I don't want to use wasm-bindgen because I don't want to get lost in a world of bundlers, (there is zero documentation on the web that explains wasm-bindgen without the use of webpack) and tbh, writing a barebones webassembly app is pretty fun, and a great learning experience.
So I have my arbitrarily complex Rust code working perfectly, but all I can return are i32s, (perhaps simply because I don't dare to try to send anything else!) I would like to return a bool, and also for debugging, I would like to console.log strings that I receive from Rust.
Could anyone enlighten me to the theory behind returning a string, and a bool? I'm guessing strings have to be sent as an array of numbers, possibly representing bytes, which then gets converted via javascript into a string. But I'm kind of guessing at this point, so don't really know where to begin.

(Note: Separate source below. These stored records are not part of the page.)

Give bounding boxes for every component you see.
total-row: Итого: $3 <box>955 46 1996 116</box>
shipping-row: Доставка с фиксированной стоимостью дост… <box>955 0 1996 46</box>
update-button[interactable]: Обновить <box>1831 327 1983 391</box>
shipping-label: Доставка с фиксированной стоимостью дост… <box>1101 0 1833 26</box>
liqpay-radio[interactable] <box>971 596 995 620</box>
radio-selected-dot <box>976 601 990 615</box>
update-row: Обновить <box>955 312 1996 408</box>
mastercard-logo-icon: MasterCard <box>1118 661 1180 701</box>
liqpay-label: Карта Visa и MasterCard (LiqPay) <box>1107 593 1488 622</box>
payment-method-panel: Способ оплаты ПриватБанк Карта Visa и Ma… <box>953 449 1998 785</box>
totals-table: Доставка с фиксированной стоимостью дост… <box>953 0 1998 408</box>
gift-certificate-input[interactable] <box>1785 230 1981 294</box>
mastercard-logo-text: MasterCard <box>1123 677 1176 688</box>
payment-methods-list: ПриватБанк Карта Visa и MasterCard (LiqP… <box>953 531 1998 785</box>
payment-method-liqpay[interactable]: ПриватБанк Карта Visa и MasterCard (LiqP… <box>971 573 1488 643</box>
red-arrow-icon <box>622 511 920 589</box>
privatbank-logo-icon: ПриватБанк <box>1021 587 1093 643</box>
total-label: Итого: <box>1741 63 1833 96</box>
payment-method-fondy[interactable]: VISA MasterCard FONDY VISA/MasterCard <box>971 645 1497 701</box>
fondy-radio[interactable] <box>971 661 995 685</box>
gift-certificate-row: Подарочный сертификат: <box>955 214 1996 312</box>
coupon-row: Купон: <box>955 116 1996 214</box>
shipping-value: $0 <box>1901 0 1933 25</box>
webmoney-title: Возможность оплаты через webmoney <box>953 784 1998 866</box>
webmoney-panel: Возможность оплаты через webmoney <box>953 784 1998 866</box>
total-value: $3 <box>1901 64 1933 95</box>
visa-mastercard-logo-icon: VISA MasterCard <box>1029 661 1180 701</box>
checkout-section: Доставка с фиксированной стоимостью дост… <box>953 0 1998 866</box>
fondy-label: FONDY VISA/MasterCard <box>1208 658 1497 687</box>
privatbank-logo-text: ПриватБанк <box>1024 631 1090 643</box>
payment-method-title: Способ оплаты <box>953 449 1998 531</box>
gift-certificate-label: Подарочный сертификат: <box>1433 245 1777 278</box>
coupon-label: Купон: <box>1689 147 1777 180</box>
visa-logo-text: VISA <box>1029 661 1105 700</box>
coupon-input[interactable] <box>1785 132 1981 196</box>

This answer on StackOverflow details why you can only return numbers from WASM currently (although I'm not sure how up to date it is).
TL;DR: WebAssembly has no concept of a string, just numbers and linear memory. To return a string, you need to effectively return a pointer to the bytes in memory that make up that string, then decode it on the JS side. This is the sort of stuff that wasm-bindgen handles for you, if you opt to use it.
That's my current setup, but I'm also using 0 to indicate success, on every other function, so a little bit contradictory. What about -0? That is recognized as different from +0, right?
One approach is to return a *mut String and expose access methods to get the data pointer and length.
Interesting. I'll have a think and a ponder about your solution tomorrow. I think I've seen some code somewhere that can call console.log from within Rust. Perhaps that's a good idea.
That's not true - for instance, glow's example uses wasm-bindgen on its own, without a bundler or wasm-pack. In my experience wasm-pack is mainly useful if you want to bundle a library for use on NPM/in the wider JS ecosystem, it's not something that's required for all wasm-bindgen projects.